The City of College Station currently has 33 miles of bike lanes, 59 miles of bike routes, over 130 miles of sidewalks and 8 miles of multi-use paths. An additional 4 miles of bike lanes, 7 miles of sidewalks, and 6 miles of multi-use paths are funded. Project information underway related to bicycling and walking can be found here.

 

HISTORY

Bicycling in College Station

In 1975, the Brazos Valley League of Women Voters, the Environmental Action Council, and the A&M Wheelman Club collected data that concluded that more than 10,000 bicycle trips were occurring on a daily basis to and from Texas A&M University campus. As a result of this study, the City began planning to develop bicycle routes in the Southside and Eastgate areas. By August of 1976, the proposed routes had been signed and the City applied for Federal funds to develop an improved system. Unfortunately, the funds never materialized.

 

In 1980, City Staff, along with members of the community, revised policies and developed the first City Bike Plan (refer to Appendix A). Many residents objected to the 24 hour parking restriction along the signed routes, so City officials only installed bike lanes on two streets - Jersey Street (now George Bush Drive [FM 2347]) and Southwest Parkway. It included bike lanes, signed bike routes, and some paths on Texas Avenue [BUS 6]. The City also prohibited bicycle travel on a designated portion of Texas Ave [BUS 6] (from Lincoln Avenue to Holleman Drive) and along Harvey Road [SH 30]. The Bike Plan created the foundation for subsequent plans that served to address the high volume of students commuting to and from Texas A&M University campus.

 

Bicycling, Walking, and Greenways

In 1992, the City of College Station updated the Bikeway Master Plan. This update identified not only bicycle facilities but incorporated pedestrian facilities and multi-use paths in the form of sidewalks, side paths, and greenway trails. It called for approximately 40 miles of bike lanes, 50 miles of bike routes, and 30 miles of multi-use paths. That same year, the City's Subdivision Regulations were modified to include the development of bicycle and pedestrian facilities, specifically sidewalks and bikeways on collector and arterial streets. In 1994, the Sidewalk Master Plan was created with the help of a Sidewalk Committee.

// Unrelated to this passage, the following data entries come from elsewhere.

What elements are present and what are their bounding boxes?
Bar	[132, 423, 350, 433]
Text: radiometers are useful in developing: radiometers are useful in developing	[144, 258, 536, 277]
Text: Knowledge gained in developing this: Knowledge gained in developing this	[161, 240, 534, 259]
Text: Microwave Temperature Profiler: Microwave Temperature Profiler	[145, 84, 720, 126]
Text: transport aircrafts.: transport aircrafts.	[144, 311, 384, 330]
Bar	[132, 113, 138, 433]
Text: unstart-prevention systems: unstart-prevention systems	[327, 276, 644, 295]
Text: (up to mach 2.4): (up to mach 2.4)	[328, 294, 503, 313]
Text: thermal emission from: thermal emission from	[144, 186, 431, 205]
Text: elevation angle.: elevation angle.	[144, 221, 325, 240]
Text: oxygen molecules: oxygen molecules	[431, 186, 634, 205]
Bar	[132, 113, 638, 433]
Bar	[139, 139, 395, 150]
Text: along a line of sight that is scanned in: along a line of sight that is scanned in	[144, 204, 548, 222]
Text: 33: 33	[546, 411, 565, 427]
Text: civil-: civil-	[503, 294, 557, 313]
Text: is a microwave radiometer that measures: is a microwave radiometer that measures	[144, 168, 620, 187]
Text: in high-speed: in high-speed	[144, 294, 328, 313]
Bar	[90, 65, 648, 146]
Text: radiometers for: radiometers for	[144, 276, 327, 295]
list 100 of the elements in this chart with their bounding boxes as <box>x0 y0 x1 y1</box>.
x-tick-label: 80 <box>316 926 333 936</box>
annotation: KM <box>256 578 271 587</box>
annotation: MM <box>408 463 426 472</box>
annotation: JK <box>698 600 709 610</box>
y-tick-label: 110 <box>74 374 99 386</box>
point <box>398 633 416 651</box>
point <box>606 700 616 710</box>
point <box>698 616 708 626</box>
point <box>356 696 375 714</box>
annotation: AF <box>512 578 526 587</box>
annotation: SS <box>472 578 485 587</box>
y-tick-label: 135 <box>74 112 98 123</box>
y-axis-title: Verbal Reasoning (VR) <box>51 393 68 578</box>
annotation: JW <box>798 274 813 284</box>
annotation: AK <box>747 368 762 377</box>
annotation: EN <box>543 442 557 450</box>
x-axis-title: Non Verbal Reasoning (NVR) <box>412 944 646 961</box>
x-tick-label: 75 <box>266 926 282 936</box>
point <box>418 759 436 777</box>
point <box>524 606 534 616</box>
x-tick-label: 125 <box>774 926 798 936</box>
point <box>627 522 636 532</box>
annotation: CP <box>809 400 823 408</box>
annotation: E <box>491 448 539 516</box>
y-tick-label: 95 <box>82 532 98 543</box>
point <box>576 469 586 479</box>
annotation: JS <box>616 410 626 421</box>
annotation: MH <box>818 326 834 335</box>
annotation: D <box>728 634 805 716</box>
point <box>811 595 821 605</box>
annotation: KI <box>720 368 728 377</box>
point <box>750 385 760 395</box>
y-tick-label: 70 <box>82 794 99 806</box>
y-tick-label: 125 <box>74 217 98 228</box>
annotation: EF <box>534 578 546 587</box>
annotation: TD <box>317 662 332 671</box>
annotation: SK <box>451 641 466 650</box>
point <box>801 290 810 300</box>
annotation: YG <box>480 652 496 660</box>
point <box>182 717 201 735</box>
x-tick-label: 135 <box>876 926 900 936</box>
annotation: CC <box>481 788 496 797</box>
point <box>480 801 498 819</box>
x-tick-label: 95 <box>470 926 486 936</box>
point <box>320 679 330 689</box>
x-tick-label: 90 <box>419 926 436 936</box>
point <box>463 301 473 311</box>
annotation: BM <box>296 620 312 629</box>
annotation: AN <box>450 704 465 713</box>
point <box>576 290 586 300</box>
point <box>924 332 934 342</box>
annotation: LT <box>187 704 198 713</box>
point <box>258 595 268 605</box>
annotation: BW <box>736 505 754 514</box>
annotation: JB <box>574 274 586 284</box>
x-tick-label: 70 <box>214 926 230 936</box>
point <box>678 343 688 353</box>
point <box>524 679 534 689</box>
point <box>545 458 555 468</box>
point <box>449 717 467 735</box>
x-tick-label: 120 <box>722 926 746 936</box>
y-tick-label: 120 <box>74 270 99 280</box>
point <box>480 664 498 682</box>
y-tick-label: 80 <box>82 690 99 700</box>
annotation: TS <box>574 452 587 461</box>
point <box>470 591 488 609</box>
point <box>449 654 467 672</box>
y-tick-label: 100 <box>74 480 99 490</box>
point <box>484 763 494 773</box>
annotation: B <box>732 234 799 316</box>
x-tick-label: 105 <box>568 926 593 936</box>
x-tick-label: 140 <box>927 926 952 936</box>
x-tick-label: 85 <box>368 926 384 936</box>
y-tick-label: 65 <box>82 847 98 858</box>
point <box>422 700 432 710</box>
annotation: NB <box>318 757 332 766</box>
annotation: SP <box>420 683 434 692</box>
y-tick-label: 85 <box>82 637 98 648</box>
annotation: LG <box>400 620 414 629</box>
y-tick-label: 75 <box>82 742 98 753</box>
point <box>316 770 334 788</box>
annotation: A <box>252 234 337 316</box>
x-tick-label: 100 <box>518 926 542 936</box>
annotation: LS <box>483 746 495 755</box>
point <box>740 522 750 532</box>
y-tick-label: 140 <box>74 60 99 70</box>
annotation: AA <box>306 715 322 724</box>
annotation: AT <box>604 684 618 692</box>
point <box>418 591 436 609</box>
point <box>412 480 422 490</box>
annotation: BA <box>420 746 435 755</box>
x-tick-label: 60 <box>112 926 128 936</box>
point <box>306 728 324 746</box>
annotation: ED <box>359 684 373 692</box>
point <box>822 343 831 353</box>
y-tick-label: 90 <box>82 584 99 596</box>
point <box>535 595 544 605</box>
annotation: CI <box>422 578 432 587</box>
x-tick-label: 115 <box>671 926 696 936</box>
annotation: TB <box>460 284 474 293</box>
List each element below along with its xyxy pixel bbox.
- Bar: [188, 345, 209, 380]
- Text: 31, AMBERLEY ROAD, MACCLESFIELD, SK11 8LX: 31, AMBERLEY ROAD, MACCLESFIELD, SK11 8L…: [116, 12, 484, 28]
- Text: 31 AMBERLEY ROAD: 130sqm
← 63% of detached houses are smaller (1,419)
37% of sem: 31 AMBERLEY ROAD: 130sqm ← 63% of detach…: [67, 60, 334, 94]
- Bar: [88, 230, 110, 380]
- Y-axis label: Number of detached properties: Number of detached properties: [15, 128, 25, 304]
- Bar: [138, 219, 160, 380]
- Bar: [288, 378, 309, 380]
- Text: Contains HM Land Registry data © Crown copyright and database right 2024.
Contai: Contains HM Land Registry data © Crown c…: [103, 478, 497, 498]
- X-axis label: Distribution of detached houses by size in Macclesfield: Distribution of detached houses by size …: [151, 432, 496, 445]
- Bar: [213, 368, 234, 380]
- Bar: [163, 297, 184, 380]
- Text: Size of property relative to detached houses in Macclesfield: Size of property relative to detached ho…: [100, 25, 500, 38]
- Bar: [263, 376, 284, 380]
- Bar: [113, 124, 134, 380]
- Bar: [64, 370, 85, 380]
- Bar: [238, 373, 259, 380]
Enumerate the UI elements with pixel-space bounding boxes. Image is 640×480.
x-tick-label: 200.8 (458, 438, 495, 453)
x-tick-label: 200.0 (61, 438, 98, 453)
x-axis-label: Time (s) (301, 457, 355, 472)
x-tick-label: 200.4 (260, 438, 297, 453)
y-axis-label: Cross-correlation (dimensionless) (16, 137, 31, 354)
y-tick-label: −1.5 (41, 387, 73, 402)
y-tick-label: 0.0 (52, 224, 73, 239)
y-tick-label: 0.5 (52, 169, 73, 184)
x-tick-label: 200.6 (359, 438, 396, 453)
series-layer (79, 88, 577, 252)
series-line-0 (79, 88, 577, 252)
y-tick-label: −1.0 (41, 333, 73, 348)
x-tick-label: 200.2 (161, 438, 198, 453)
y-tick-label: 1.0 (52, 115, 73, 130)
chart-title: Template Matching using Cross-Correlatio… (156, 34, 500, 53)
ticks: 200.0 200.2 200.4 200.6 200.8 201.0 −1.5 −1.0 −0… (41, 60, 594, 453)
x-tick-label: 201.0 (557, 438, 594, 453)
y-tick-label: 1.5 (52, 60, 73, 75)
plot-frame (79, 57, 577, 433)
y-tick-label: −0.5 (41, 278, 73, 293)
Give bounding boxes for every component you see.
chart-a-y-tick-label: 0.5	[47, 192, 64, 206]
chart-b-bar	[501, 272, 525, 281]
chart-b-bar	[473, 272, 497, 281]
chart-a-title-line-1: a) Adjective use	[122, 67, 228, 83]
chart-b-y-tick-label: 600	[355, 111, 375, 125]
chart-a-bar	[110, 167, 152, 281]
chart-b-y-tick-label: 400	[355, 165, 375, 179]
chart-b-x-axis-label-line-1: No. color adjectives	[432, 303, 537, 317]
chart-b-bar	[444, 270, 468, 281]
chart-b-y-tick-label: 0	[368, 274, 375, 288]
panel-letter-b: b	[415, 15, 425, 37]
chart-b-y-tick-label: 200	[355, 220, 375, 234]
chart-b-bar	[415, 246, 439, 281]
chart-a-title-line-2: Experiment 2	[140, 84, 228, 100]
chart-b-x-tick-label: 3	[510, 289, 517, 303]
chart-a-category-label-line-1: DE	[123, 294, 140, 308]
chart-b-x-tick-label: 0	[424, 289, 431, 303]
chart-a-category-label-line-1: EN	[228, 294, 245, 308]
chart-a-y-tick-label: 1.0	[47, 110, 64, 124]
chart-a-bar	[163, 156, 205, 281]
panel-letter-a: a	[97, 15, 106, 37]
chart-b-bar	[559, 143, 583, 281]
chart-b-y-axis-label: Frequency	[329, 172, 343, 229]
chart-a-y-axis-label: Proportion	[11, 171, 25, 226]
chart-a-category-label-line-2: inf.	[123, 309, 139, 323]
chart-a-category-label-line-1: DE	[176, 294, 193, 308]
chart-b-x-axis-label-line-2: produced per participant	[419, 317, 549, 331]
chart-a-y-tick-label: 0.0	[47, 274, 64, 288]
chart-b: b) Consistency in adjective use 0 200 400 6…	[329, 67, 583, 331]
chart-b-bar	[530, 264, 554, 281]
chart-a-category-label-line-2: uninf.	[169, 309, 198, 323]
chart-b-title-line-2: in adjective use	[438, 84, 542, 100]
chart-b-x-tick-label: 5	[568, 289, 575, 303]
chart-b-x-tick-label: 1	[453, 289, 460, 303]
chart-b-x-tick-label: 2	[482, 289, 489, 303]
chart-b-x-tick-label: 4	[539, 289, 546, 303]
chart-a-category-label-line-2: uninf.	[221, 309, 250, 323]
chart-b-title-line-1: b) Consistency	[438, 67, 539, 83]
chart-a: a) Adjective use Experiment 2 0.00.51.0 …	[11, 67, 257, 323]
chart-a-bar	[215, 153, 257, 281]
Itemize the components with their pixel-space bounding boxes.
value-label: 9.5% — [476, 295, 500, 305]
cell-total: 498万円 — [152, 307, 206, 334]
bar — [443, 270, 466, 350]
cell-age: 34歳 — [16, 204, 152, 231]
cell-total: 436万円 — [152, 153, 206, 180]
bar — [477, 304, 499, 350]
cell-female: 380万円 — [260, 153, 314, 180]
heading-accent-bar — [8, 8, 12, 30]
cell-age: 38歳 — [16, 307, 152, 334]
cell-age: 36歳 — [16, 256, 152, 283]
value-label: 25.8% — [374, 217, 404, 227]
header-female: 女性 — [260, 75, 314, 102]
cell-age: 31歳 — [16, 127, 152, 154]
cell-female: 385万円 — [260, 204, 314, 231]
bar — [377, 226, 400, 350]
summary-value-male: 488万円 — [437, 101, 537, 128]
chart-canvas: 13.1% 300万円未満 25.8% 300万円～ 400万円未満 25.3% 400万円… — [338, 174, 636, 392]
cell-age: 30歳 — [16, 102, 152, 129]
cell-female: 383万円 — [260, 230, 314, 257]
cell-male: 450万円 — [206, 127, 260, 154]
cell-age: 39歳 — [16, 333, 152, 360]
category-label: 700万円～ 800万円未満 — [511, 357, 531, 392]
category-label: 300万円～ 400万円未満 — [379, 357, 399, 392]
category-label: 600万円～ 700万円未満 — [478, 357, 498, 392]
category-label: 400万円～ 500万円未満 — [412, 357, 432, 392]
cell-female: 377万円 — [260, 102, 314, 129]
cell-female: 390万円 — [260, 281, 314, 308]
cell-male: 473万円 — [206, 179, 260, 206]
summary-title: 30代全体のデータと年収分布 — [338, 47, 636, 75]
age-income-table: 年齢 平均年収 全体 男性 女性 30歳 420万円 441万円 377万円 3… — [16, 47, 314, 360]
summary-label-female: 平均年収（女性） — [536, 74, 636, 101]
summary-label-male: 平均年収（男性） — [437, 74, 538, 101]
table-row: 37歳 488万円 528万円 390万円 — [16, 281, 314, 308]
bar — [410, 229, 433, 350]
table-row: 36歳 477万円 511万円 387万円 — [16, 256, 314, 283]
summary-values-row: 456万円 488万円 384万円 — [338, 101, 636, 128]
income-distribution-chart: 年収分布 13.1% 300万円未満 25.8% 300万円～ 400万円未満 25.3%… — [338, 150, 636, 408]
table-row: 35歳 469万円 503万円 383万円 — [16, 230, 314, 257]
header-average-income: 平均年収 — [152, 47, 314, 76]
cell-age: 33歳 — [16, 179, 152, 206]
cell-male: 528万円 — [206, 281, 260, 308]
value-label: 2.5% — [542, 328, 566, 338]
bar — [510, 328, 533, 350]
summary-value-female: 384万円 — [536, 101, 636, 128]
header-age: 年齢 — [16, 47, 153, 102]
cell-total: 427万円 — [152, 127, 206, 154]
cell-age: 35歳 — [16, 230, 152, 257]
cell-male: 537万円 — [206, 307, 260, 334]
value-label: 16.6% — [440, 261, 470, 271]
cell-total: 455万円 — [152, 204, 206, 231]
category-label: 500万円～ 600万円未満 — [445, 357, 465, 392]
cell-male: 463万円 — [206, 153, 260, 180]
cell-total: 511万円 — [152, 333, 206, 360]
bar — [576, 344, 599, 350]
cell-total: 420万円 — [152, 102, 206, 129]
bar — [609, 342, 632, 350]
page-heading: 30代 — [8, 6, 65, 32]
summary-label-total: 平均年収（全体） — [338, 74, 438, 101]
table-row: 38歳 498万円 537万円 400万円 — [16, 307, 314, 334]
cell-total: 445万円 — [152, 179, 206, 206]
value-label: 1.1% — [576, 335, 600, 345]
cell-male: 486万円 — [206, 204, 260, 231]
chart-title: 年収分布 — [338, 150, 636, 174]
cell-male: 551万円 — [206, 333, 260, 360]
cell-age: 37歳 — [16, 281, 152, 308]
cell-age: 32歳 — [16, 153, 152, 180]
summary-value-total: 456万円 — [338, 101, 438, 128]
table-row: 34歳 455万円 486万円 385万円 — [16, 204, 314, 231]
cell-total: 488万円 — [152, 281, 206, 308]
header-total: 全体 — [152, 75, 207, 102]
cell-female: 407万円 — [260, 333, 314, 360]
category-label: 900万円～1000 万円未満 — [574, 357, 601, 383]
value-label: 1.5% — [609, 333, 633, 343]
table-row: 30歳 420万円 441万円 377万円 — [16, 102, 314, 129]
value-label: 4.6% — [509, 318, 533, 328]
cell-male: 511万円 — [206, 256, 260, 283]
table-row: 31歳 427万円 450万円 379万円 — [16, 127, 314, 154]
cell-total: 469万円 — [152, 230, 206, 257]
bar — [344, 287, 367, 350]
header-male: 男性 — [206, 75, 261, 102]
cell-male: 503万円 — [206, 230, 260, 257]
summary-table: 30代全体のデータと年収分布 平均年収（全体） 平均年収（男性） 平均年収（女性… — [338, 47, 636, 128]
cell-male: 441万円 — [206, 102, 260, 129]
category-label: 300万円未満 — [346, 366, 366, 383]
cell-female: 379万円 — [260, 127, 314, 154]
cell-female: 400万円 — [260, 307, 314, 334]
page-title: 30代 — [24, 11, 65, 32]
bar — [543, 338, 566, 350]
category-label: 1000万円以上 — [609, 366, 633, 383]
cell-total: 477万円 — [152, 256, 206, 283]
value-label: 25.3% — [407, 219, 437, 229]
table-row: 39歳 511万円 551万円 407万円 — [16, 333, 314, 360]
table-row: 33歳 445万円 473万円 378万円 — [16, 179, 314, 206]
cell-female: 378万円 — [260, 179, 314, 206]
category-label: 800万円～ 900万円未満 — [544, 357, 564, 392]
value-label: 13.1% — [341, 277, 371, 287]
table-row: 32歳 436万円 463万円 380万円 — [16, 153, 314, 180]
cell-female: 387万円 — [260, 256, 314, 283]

Bike Lane In 2002, the Bikeway and Pedestrian Master Plan Update was completed. It called for 20 miles  in addition to 25 miles of existing bicycle lanes, 50 miles in addition to 59 miles of existing bicycle routes, and 40 miles in addition to 3 miles if existing multi-use paths. In 2003, the City of College Station was designated as a Bicycle Friendly Community by the League of American Bicyclists. In 2004, the Hike and Bike Task Force was formulated to prioritized the multi-use paths defined in the 2002 Plans.